Once I found out where he worked and had papers served on him there.
The judge ordered back child support and issued a restraining order.
He  then started (for the first time in the two and a half years we
had been apart) wanting to see his son.  The boy would return home
furious with me because I had tried to have his daddy thrown in jail
or because I hadn't let his daddy be with him.  All lies.  I never
ever said a bad word about that man to that child.  I recently
learned - through my son's girlfriend (he is 21 now) that his dad
told him that he had to join the Navy because I kept after him for
more money and that was the only way he could pay it.  I went to
court only that one time.  I received a total of $2,700. in child
support over all the years.  I never got any money while he was in
the Navy. Half of the checks he sent through the court bounced -
sometimes creating additional expenses for me.

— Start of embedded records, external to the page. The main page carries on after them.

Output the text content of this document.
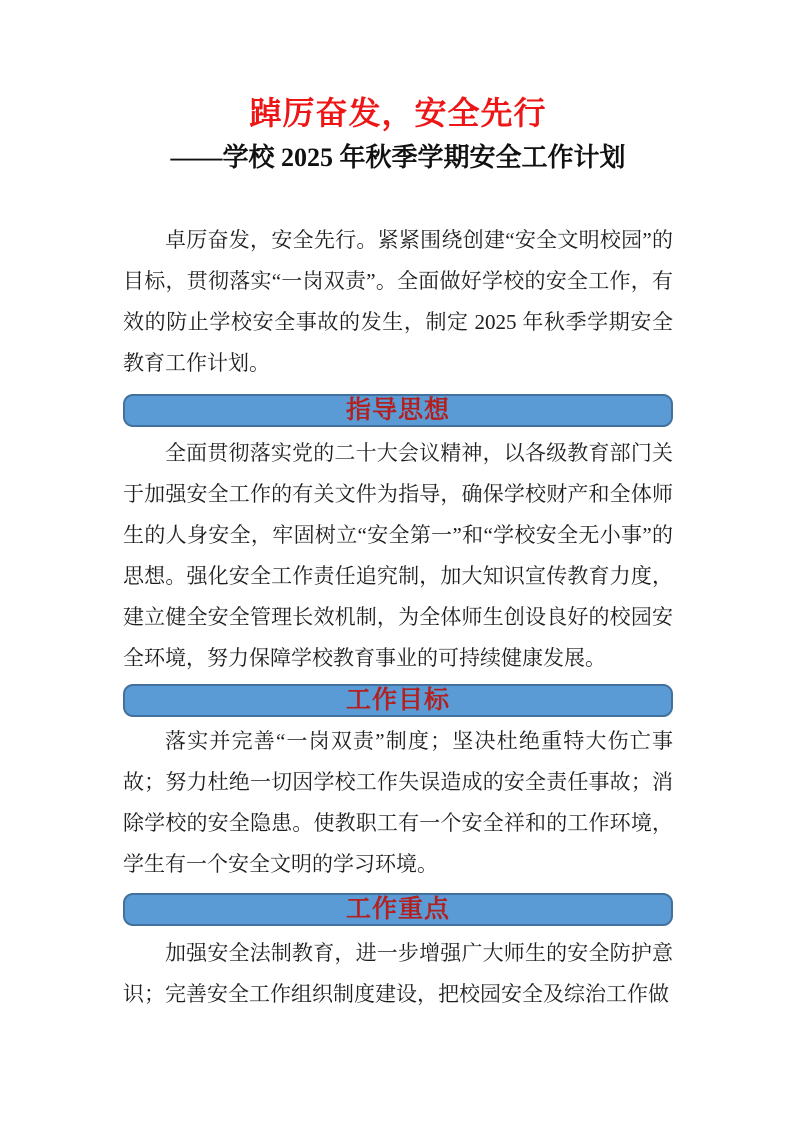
踔厉奋发，安全先行
——学校 2025 年秋季学期安全工作计划

卓厉奋发，安全先行。紧紧围绕创建“安全文明校园”的目标，贯彻落实“一岗双责”。全面做好学校的安全工作，有效的防止学校安全事故的发生，制定 2025 年秋季学期安全教育工作计划。

指导思想

全面贯彻落实党的二十大会议精神，以各级教育部门关于加强安全工作的有关文件为指导，确保学校财产和全体师生的人身安全，牢固树立“安全第一”和“学校安全无小事”的思想。强化安全工作责任追究制，加大知识宣传教育力度，建立健全安全管理长效机制，为全体师生创设良好的校园安全环境，努力保障学校教育事业的可持续健康发展。

工作目标

落实并完善“一岗双责”制度；坚决杜绝重特大伤亡事故；努力杜绝一切因学校工作失误造成的安全责任事故；消除学校的安全隐患。使教职工有一个安全祥和的工作环境，学生有一个安全文明的学习环境。

工作重点

加强安全法制教育，进一步增强广大师生的安全防护意识；完善安全工作组织制度建设，把校园安全及综治工作做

My second husband filed for divorce after I had worked so he could
go back to school and get an advanced degree in education and then
a degree in computer science.  I went out of town on business when
he didn't want me to so he filed when I was gone.  He fought for
custody though I always agreed on joint custody.  He is supposed
to have our daughter every other weekend and to have her all summer
with me having her every other weekend then.  He still is mad that
"I divorced him" - keeps forgetting that he is the one that filed,
not I - we were in counciling at the time - trying to work things
out, I thought.  He has never "been able" to keep her in the summer
because of his job - and he has had a couple of different ones.

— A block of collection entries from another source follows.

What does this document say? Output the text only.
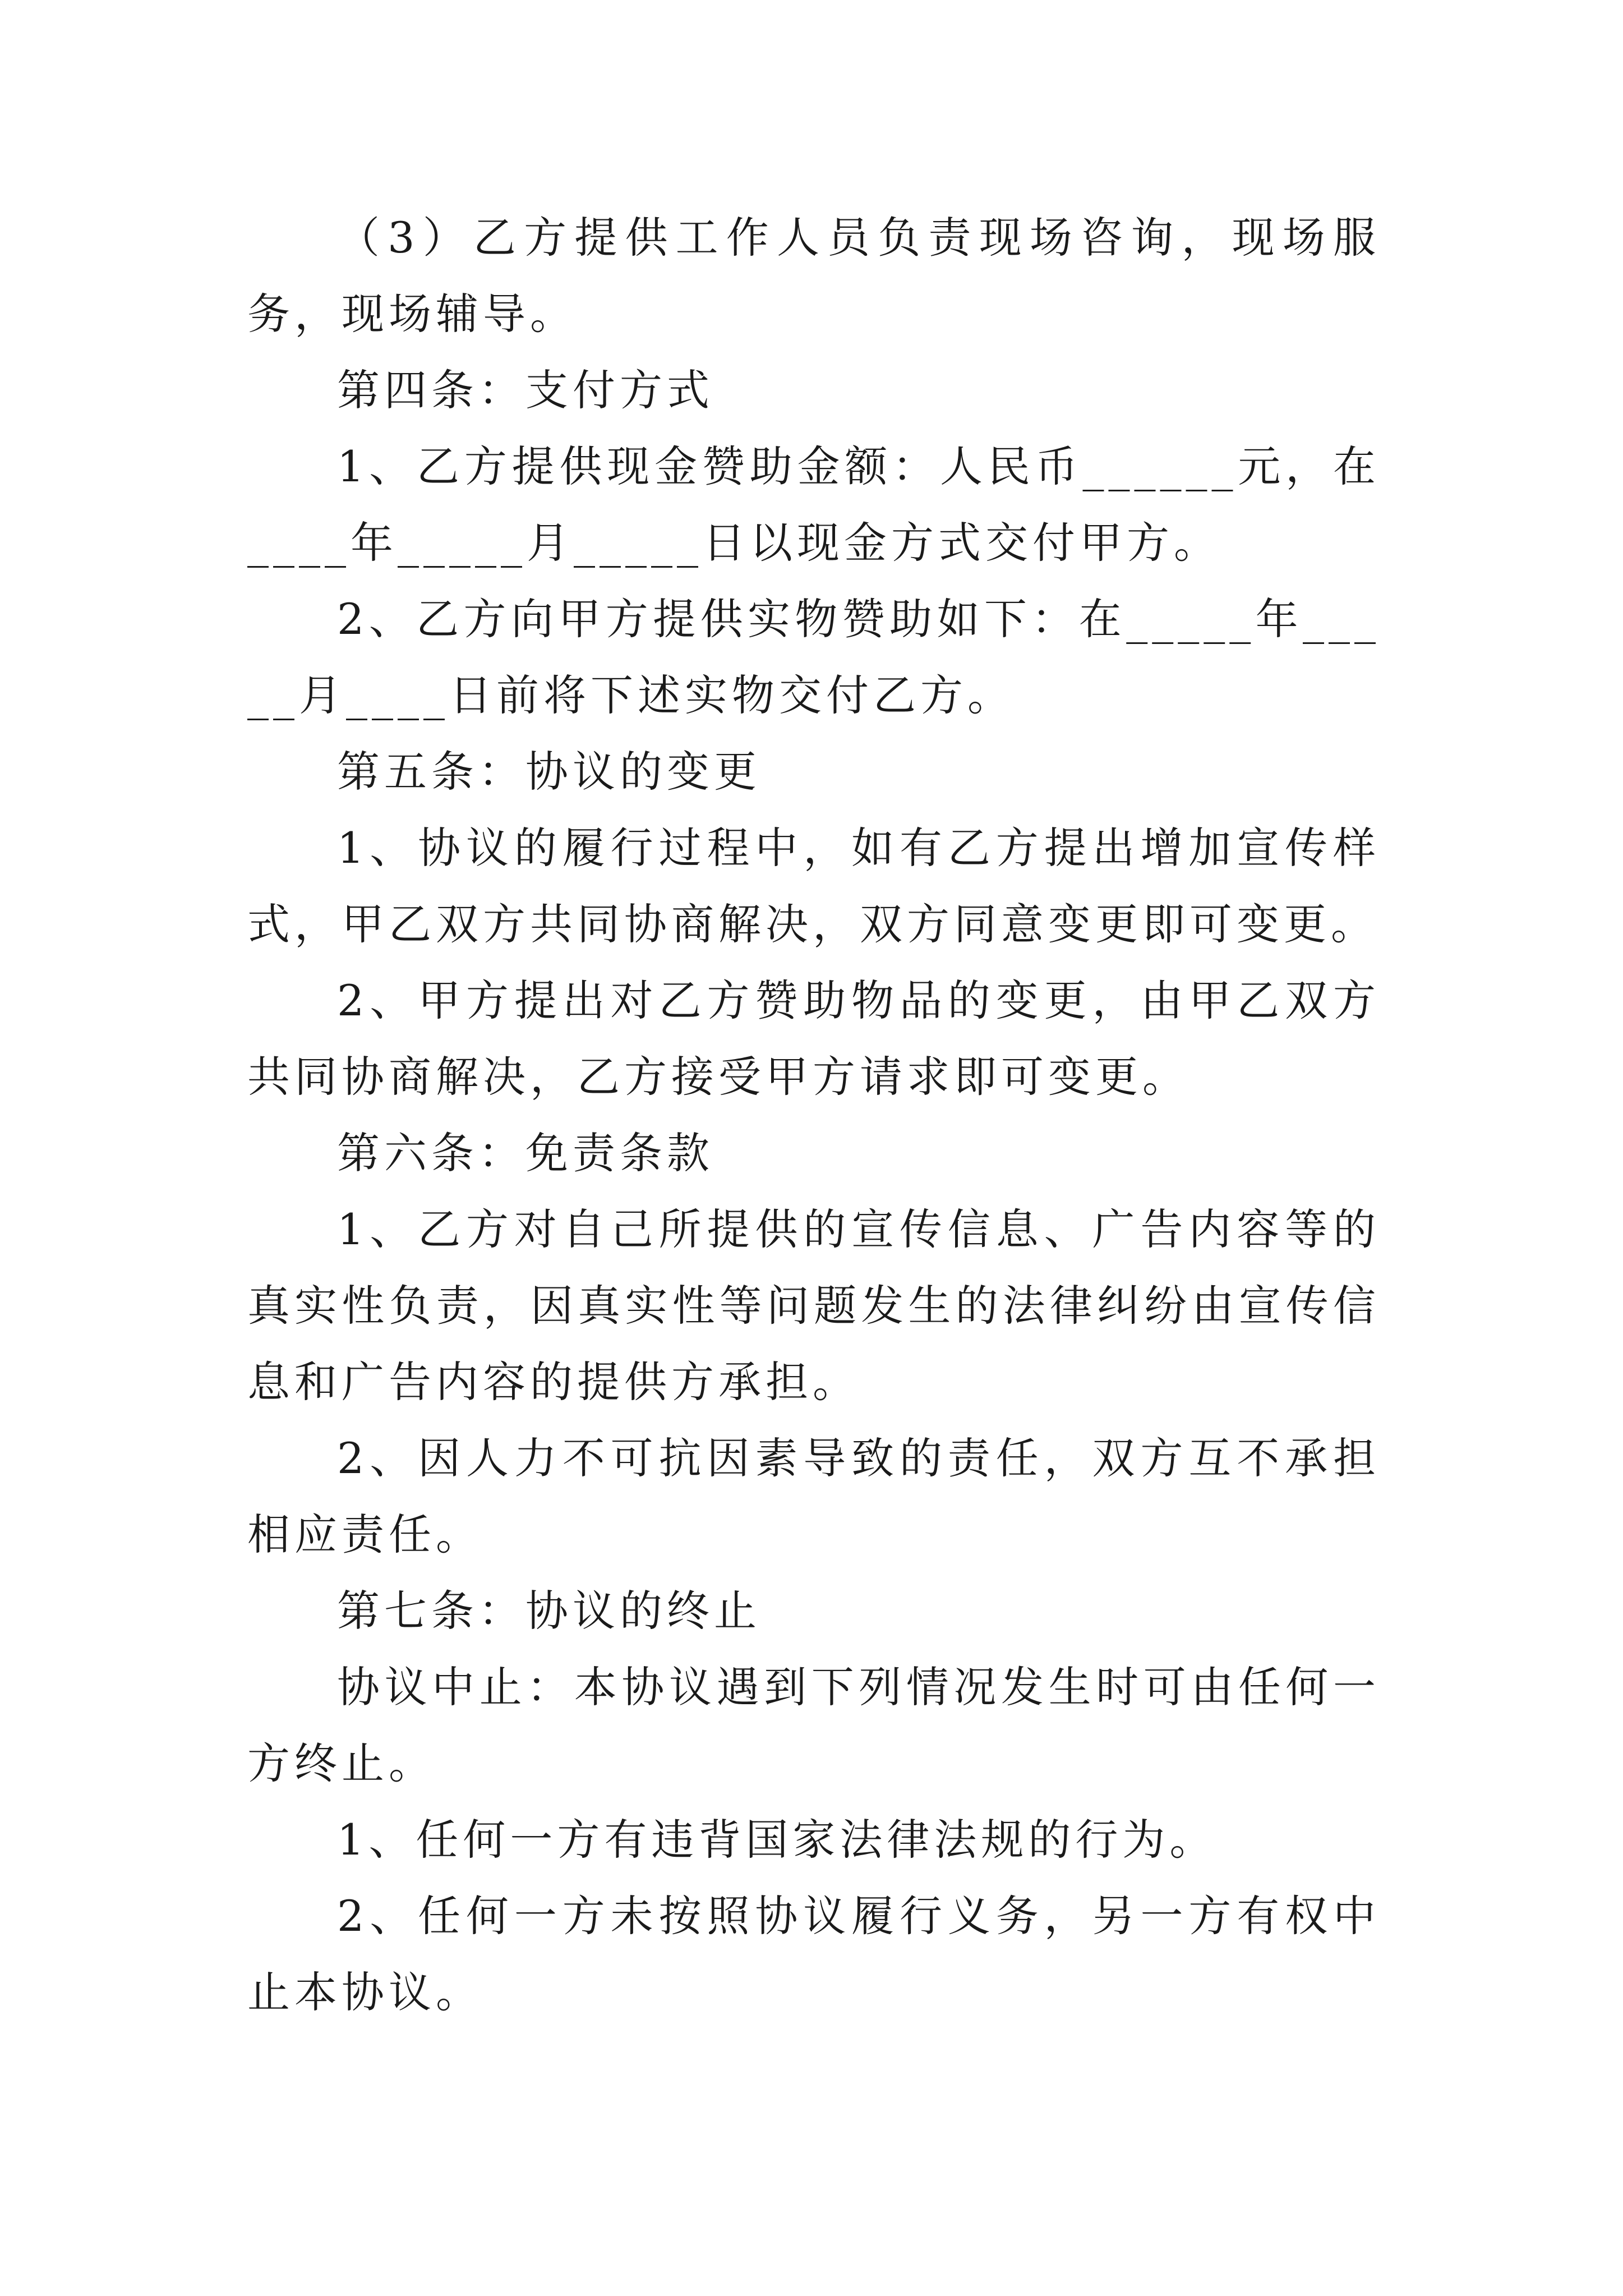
（3）乙方提供工作人员负责现场咨询，现场服务，现场辅导。

第四条：支付方式

1、乙方提供现金赞助金额：人民币______元，在____年_____月_____日以现金方式交付甲方。

2、乙方向甲方提供实物赞助如下：在_____年_____月____日前将下述实物交付乙方。

第五条：协议的变更

1、协议的履行过程中，如有乙方提出增加宣传样式，甲乙双方共同协商解决，双方同意变更即可变更。

2、甲方提出对乙方赞助物品的变更，由甲乙双方共同协商解决，乙方接受甲方请求即可变更。

第六条：免责条款

1、乙方对自己所提供的宣传信息、广告内容等的真实性负责，因真实性等问题发生的法律纠纷由宣传信息和广告内容的提供方承担。

2、因人力不可抗因素导致的责任，双方互不承担相应责任。

第七条：协议的终止

协议中止：本协议遇到下列情况发生时可由任何一方终止。

1、任何一方有违背国家法律法规的行为。

2、任何一方未按照协议履行义务，另一方有权中止本协议。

Luckily, he really does love his daughter and he does maintain a good
relationship with her and he and I even have a pretty decent one in
many ways now.  He has always paid his child support.  But he will
also cancel his weekends with her to do something else, and doesn't
agree to assisting me with similar problems with scheduling without
making an issue out of it. He was a teacher and a principal, but
won't help her with her math, though he is one much better than I
and I have asked that he spend some time with her on it when they
are together or to come by the house during the week and work with
her - (we do - everynight - 20 minutes whether she has homework
or not), and expects me to handle all of the problems at school -
though I never handle them to his satisfaction and do call and tell
him when I am going for a meeting and invite him to be there.  (He
has on one occasion, because I was seriously concerned and insisted -
luckily, she is a pretty good student so these instances have been
just regular parent/teacher meetings except for that one occasion).
From watching others go through these things,  I think he is one of
the better fathers.

But all of that is to say, I know I am biased.  I know that there
are women who might abuse the system.  I know that there are men,
who really want to be good fathers and who are good fathers.  But
for the most part, from my personal experience and the experiences
of most of the women I know, too many men don't really want the day
in and day out responsibility of parenthood and won't accept it when
there is a divorce.  I think this attitude is changing and for the
sake of the children, I am delighted to see the changes.  And from
my viewpoint, most of the women get the short end of the stick
monetarilly.

Good luck in finding someway to work out the situation with Texas
vs Ohio. I know it ain't easy.  Believe me,  I would not be in
Dallas now if it were not for my daughter and her dad being here.